Moi, j’en ai eu des belles-mères dans ma vie : mes parents se sont séparés quand j’avais six ans. Est-ce que j’ai eu des affinités avec certaines, y a-t-il des femmes que j’ai gardées dans ma vie ? Oui, évidemment. Mais est-ce qu’elles ont remplacé ma mère ? Jamais de la vie. Ma mère, c’est ma mère. »
Comment faire pour préserver le bien-être des enfants lors de la création d’une famille recomposée, qui est une étape bouleversante pour tout le monde ?
« Je ne pense pas qu’il y ait de secret. Il faut juste se rappeler qu’ils sont au centre de la famille, que ce sont eux qui sont trimballés d’une maison à l’autre, et que toi, en tant que beau-parent, tu arrives dans leur quotidien, mais ils ne t’ont pas choisi(e) ! C’est de réussir à faire partie de leur vie sans trop les chambouler, être à l’écoute de leurs besoins, de ce qu’ils vont t’exprimer. Les enfants sont tellement intelligents et comprennent beaucoup plus que l’on pense. Nous, c’est quelque chose qu’on a établi dès le début, ce souhait de discuter ouvertement avec les filles. « Quand quelqu’un dans la rue te dit que tu es ma fille et que tu es belle, qu’est-ce qu’on fait ? Est-ce que ça te fait de la peine, est-ce que ça te dérange ? Préfères-tu que l’on réponde que je ne suis pas ta mère et que l’on rectifie le tir ? Ou bien, toi et moi, on sait très bien que tu n’es pas ma fille et que je ne suis pas ta mère, et au contraire, on s’amuse avec ça et on blague ? » Les enfants n’ont pas demandé la séparation de leurs parents ni l’arrivée d’un autre adulte dans leur maison, donc il faut essayer de rendre la transition la plus facile possible. »

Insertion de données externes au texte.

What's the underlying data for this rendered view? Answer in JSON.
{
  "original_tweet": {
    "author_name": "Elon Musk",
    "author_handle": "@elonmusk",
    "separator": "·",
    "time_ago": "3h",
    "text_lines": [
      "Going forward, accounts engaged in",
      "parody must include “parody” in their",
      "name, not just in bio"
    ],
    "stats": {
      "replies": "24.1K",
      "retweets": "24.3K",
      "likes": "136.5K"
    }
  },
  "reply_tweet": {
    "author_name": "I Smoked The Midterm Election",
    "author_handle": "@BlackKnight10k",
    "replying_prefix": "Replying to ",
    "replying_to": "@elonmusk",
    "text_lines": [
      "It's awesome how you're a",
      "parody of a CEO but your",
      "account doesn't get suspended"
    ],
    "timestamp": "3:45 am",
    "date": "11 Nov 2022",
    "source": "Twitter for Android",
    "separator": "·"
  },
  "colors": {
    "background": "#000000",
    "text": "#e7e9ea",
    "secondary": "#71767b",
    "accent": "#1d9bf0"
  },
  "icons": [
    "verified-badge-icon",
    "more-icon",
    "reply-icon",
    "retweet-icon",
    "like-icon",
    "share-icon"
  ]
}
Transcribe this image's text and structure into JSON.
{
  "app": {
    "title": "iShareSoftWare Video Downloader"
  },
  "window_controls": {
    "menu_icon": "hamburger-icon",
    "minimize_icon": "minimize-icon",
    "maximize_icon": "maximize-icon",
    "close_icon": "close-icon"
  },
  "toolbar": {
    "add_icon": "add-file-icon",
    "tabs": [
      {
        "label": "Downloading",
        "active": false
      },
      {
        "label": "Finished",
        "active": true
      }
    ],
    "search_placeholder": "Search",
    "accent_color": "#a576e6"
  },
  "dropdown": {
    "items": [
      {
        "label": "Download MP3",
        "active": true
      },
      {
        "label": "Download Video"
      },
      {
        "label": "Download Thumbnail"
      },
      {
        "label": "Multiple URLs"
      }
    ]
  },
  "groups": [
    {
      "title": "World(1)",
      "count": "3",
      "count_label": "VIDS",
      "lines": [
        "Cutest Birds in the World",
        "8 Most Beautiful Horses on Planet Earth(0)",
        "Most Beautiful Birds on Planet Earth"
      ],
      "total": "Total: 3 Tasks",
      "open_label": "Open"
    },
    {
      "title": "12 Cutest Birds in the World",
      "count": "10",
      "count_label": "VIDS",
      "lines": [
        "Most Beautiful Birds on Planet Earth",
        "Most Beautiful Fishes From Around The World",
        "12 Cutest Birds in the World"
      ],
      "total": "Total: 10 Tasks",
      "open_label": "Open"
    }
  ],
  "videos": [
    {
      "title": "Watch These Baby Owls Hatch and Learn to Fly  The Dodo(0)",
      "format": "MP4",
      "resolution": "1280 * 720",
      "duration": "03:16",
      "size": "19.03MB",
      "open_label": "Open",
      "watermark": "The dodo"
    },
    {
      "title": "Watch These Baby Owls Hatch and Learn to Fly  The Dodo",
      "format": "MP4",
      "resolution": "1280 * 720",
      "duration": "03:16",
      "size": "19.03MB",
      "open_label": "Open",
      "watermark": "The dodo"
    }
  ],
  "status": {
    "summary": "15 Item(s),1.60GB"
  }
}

Pensez-vous que d’avoir soi-même eu des parents séparés aide à être un meilleur beau-parent ?
« Il y a des modèles de belles-mères que j’ai eus et que je ne veux pas reproduire, et d’autres dont je voudrais m’inspirer. La belle-mère que j’ai depuis les 21 dernières années est une femme extraordinaire qui n’a jamais eu d’enfant, et qui a toujours considéré que, ma soeur et moi, on était les siens. Et ce n’était rien contre notre mère, au contraire : c’était tout pour nous. Mon père habite aux États-Unis, donc quand on allait chez eux, c’était nous. C’était « our girls« . Donc lorsque j’ai rencontré les filles de Martin, je leur ai demandé si elles étaient à l’aise que je dise « mes filles » et « les miennes » quand je parle d’elles. Parce que moi, j’ai toujours trouvé ça flatteur, que ma belle-mère dise que je suis sa fille. Ça veut dire qu’elle est fière de moi et qu’elle m’aime.
Je pense que si l’on parlait plus des familles recomposées, et qu’on voyait plus de modèles dans les médias, ça pourrait être inspirant. C’est juste important d’en voir davantage, tout simplement. »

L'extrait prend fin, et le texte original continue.